Auch in Wien gab es Proteste gegen eine Lesung für Kinder mit Dragqueens. Generell entsteht der Eindruck, wenn man sich die politische Lage in Österreich anschaut, dass es einen deutlichen Rechtsruck gibt. Wie schätzt du die Situation ein? Als ich vor ca. 10 Jahren mit Drag angefangen habe, gab es in Wien vielleicht ein queeres Event im Monat und gefühlt zwei Dragqueens. Das hat sich in den letzten Jahren stark weiterentwickelt und ist zu einem Boom geworden. Es gibt jetzt wöchentlich mehrere Dragshows mit vielen talentierten Newcomer*innen, und man kann sich aussuchen, wo man hingeht. Ich glaube, wenn die Community größer wird und mehr Aufmerksamkeit bekommt, wird der Gegenwind auch mehr. Das eine hängt mit dem anderen zusammen. Vielleicht liegt es auch an der österreichischen Mentalität. Nach dem Motto: Was man nicht kennt, das mag man nicht.

Du hast also keine Angst, dass die Stimmung gegen Queers schlimmer wird? Immerhin stehen im nächsten Jahr in Österreich die Wahlen an. Ich habe schon das Gefühl, dass unsere Community so stark ist, dass wir uns vom Gegenwind nicht beeinflussen lassen. Um so mehr Präsenz wir zeigen und umso größer unsere Community wird, um so mehr wird sich diese Gegenstimmung wieder einpegeln und sich die Situation verbessern. Unser Widerstand bleibt groß genug. Allerdings habe ich aber auch das Gefühl, dass viele ihr Wahlrecht nicht nutzen und nicht wählen gehen. Deshalb ist mein Appell and alle: Geht wählen und wählt das Richtige! Damit wir Schlimmeres vermeiden. Ich hoffe auf die Vernunft der Leute.

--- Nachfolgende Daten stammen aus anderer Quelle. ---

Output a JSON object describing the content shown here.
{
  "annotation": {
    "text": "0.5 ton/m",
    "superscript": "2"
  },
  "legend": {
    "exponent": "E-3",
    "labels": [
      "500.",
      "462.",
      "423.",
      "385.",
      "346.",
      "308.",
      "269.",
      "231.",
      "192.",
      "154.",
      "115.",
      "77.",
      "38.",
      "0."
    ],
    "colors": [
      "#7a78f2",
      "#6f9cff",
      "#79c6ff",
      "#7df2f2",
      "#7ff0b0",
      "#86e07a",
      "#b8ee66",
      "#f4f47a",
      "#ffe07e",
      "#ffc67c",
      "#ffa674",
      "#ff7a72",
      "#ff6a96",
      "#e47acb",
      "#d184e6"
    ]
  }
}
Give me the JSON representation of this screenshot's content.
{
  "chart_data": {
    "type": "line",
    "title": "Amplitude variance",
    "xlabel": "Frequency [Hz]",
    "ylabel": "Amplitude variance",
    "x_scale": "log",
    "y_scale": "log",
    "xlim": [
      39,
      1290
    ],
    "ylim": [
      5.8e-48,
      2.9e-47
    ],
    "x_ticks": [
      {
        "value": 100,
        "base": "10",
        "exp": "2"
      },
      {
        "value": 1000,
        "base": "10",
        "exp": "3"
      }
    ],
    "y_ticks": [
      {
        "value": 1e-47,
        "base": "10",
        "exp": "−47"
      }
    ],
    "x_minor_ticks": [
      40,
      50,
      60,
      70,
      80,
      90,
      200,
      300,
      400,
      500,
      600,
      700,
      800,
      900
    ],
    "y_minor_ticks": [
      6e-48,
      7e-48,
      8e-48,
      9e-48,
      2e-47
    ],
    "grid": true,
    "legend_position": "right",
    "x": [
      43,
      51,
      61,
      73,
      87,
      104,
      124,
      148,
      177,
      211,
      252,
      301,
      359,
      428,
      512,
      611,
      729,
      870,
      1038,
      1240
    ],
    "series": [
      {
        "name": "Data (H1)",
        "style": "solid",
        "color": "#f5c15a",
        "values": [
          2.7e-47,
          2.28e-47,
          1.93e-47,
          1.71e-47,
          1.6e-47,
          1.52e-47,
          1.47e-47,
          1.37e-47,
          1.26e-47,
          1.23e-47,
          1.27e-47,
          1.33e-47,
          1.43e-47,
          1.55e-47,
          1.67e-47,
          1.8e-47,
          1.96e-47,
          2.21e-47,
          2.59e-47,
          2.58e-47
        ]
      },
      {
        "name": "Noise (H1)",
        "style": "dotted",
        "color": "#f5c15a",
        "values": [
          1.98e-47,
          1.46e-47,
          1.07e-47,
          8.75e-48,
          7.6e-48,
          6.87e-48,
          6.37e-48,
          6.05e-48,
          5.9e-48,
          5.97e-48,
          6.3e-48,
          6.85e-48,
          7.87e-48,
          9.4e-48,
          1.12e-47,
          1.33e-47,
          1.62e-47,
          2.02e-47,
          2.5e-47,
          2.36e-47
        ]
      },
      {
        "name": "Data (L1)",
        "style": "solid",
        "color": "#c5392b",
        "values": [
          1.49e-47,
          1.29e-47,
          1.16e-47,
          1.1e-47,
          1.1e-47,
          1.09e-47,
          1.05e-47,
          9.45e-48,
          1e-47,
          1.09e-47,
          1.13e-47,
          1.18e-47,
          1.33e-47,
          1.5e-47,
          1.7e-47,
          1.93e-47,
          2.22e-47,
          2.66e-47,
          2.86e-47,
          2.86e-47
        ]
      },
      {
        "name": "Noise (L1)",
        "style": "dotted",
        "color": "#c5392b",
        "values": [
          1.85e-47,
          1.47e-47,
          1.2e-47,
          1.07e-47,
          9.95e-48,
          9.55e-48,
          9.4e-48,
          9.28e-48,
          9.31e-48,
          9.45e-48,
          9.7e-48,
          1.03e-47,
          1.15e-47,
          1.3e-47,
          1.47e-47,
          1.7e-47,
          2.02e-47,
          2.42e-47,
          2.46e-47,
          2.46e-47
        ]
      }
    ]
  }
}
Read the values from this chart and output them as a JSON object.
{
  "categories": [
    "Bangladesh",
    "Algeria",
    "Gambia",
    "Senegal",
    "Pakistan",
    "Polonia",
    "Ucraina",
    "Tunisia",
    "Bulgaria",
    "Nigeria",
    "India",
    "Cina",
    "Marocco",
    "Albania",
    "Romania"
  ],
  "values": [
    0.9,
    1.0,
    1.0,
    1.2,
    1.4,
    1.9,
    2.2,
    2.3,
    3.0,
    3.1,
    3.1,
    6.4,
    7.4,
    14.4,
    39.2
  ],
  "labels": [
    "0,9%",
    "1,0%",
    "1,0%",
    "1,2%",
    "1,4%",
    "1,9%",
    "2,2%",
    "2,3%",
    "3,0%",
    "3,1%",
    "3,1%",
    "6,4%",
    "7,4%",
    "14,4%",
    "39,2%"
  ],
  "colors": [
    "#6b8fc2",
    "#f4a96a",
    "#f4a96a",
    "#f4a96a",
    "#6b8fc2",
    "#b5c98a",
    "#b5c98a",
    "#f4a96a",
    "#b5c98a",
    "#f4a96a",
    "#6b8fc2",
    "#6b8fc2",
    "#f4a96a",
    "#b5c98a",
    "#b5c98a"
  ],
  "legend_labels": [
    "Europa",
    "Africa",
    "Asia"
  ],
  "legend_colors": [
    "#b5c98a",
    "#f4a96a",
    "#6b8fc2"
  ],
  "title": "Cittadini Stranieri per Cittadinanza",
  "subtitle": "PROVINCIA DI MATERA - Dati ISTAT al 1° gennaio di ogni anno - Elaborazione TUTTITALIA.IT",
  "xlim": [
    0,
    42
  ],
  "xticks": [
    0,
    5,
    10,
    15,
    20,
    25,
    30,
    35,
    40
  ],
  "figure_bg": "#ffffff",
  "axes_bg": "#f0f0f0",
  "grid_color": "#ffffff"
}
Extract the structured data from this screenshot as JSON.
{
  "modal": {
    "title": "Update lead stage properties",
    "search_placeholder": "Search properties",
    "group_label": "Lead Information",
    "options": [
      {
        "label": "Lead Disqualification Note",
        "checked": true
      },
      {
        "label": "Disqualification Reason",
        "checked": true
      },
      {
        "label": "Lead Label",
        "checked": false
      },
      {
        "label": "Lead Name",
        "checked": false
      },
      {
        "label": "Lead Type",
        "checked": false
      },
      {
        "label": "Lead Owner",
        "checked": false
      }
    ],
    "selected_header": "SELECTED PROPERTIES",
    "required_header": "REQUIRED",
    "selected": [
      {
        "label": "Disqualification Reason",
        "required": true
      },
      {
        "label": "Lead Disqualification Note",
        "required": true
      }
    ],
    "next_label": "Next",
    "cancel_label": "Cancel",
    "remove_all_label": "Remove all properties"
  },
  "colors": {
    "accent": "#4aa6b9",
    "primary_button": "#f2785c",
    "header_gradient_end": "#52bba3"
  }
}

„Reisen in Kombination mit Drag und Drag-Communitys auf der ganzen Welt kennenzulernen stehen ganz oben auf meiner Wunschliste.“

Zum Abschluss wollen wir natürlich wissen, was wir von Pandora Nox erwarten können. Was machst du als Nächstes? Erst einmal Urlaub! Grundsätzlich bin ich offen für alles und nehme, was kommt. Klar wäre eine Tour ins Ausland cool. Amerika oder Asien. Reisen in Kombination mit Drag und Drag-Communitys auf der ganzen Welt kennenzulernen stehen ganz oben auf meiner Wunschliste. Und am liebsten natürlich mit meinem Schatzi zusammen. Wir arbeiten nämlich tatsächlich gerade an einem gemeinsamen Projekt. Aber worum es geht, verraten wir noch nicht.